O resultado da desastrosa gestão Temer/FHC foi o aumento significativo da dívida interna e a continuidade da estagnação econômica. A prometida "volta da confiança" continuou a ser uma promessa. No entanto, alguns caíram no conto do vigário de que a confiança voltaria então no governo do consórcio Bolsonaro/Maia. Sim, um consórcio, porque Jair Bolsonaro e Rodrigo Maia são cúmplices no projeto de destruição do estado brasileiro. Bolsonaro por interesse, Maia por convicção ideológica. Ambos dão sustentação a Paulo Guedes, que defende a tese de que o avião Brasil deve voar com apenas uma turbina: a do setor privado, desligando-se completamente a do setor público. O resultado está aí: desemprego recorde, estagnação econômica e a inflação rondando perigosamente.
Ah, mas houve uma pandemia no meio do caminho. É fato, mas foi ela que salvou o governo de seu próprio fracasso.
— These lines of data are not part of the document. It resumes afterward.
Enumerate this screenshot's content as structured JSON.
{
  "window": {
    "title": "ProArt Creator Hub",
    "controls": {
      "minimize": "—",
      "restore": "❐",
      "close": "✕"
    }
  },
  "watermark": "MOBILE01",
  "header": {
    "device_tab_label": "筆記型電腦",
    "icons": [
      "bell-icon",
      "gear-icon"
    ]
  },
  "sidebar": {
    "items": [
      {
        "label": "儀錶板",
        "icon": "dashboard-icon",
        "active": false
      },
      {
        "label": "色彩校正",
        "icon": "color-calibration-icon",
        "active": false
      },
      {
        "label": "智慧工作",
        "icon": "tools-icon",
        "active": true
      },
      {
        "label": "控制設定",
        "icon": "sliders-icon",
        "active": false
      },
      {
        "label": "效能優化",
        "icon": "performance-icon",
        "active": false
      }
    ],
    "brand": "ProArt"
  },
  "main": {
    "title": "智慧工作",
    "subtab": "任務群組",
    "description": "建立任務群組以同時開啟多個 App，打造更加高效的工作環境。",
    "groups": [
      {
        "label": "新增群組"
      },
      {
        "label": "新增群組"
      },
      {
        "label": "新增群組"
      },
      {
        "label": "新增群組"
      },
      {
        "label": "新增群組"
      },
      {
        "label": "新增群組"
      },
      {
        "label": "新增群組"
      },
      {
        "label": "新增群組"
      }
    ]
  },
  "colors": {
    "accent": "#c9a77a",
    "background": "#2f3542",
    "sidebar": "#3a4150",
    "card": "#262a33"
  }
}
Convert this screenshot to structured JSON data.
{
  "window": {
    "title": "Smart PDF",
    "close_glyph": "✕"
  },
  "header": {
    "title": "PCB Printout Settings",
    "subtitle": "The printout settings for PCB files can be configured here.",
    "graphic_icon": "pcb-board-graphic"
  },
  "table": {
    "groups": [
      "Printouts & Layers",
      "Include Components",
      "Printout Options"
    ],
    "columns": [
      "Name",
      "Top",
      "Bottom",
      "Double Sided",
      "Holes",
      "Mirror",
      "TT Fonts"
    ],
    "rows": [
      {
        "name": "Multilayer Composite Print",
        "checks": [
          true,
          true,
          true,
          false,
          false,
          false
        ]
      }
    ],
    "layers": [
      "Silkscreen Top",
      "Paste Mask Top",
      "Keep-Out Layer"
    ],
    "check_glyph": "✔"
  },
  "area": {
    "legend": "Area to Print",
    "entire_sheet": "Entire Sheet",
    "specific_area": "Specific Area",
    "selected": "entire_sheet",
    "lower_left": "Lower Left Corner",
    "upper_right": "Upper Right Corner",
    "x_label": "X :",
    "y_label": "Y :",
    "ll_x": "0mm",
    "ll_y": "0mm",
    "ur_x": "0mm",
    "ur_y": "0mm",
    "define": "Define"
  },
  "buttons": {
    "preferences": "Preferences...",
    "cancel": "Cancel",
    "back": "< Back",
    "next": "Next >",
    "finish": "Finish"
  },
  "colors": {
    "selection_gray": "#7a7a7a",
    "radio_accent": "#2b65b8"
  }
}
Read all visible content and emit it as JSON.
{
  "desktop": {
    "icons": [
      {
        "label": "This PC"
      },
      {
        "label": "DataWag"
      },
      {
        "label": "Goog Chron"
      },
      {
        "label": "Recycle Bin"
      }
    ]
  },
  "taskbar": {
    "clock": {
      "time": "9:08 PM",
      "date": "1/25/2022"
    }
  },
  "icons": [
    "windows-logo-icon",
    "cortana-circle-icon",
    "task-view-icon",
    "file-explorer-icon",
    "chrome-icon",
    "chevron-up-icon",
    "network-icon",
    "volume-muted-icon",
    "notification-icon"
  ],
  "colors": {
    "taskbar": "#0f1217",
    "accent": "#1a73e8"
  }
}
Sem a covid-19, Bolsonaro não teria um álibi para atribuir sua própria incompetência. E mesmo assim ele ainda não conseguiu quebrar completamente o Brasil. Recebeu mais de US$ 380 bilhões em reservas e ainda tem cerca de US$ 350 bilhões. O Brasil, mesmo mal administrado, é uma economia extremamente dinâmica e resiliente. Mas se Bolsonaro e Maia não forem contidos, o projeto de destruição nacional iniciado por Temer e FHC será consumado, com o Brasil voltando aos braços do Fundo Monetário Internacional ou aos calotes de dívida do passado.